I have been attempting the Eulers in F#* and am currently on #5. My problem is using a function that takes more than one parameter in a pipeline operation.

This function correctly returns whether the first parameter is divisible by every member of an array which is the second parameter: 

let isDivisibleBy seq n =
    seq
    |> Seq.forall (fun x -> n % x = 0)

isDivisibleBy [|1 .. 10|] 2520 //true

However, the following statement does not work:

Seq.initInfinite
    |> Seq.find isDivisibleBy [|1 .. 10|]

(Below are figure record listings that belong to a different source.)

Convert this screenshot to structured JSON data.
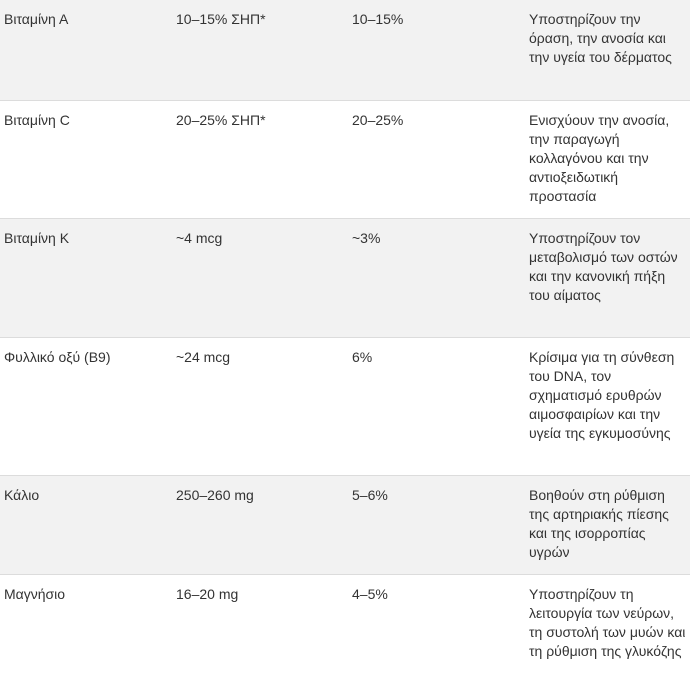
{
  "table": {
    "rows": [
      [
        "Βιταμίνη Α",
        "10–15% ΣΗΠ*",
        "10–15%",
        "Υποστηρίζουν την όραση, την ανοσία και την υγεία του δέρματος"
      ],
      [
        "Βιταμίνη C",
        "20–25% ΣΗΠ*",
        "20–25%",
        "Ενισχύουν την ανοσία, την παραγωγή κολλαγόνου και την αντιοξειδωτική προστασία"
      ],
      [
        "Βιταμίνη K",
        "~4 mcg",
        "~3%",
        "Υποστηρίζουν τον μεταβολισμό των οστών και την κανονική πήξη του αίματος"
      ],
      [
        "Φυλλικό οξύ (B9)",
        "~24 mcg",
        "6%",
        "Κρίσιμα για τη σύνθεση του DNA, τον σχηματισμό ερυθρών αιμοσφαιρίων και την υγεία της εγκυμοσύνης"
      ],
      [
        "Κάλιο",
        "250–260 mg",
        "5–6%",
        "Βοηθούν στη ρύθμιση της αρτηριακής πίεσης και της ισορροπίας υγρών"
      ],
      [
        "Μαγνήσιο",
        "16–20 mg",
        "4–5%",
        "Υποστηρίζουν τη λειτουργία των νεύρων, τη συστολή των μυών και τη ρύθμιση της γλυκόζης"
      ]
    ]
  }
}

I get the following error:

error FS0001: The type '((int -> 'c) -> seq<'c>) -> 'd' is not compatible with the type 'seq<'a>'

*"2520 is the smallest number that can be divided by each of the numbers from 1 to 10 without any remainder. What is the smallest positive number that is evenly divisible by all of the numbers from 1 to 20?"

1
f#

1 Answers

5
votes

Short answer:

You're missing parentheses and first argument of Seq.initInfinite. Correct code:

Seq.initInfininte id
|> Seq.find (isDivisibleBy [|1..10|])

Explanation

In expression Seq.find isDivisibleBy [|1 .. 10|] you're trying to call function Seq.find with two arguments, isDivisibleBy and [|1 .. 10|]. And then you're trying to use the resulting value as second argument of the pipe (|>) operator. Your code is equivalent to this (just make each call a separate step):

let a = Seq.find isDivisibleBy [|1 .. 10|]
Seq.initInfinite |> a

Which is obviously incorrect.

From the rest of your code, I infer that what you probably wanted to do was to partially apply the function isDivisibleBy to argument [|1 .. 10|], and then pass the resulting value to Seq.find, like this:

let b = isDivisibleBy [|1 .. 10|]
let a = Seq.find b
Seq.initInfinite |> a

But this still won't compile, because Seq.initInfinite takes one argument - a function mapping indexes to elements of generated sequence, - but you provide no arguments:

let b = isDivisibleBy [|1 .. 10|]
let a = Seq.find b
let c = Seq.initInfinite (fun x -> x)
c |> a

Removing intermediate lets from the above code and replacing the redundant lambda fun x -> x with id, we get the final answer:

Seq.initInfininte id
|> Seq.find (isDivisibleBy [|1..10|])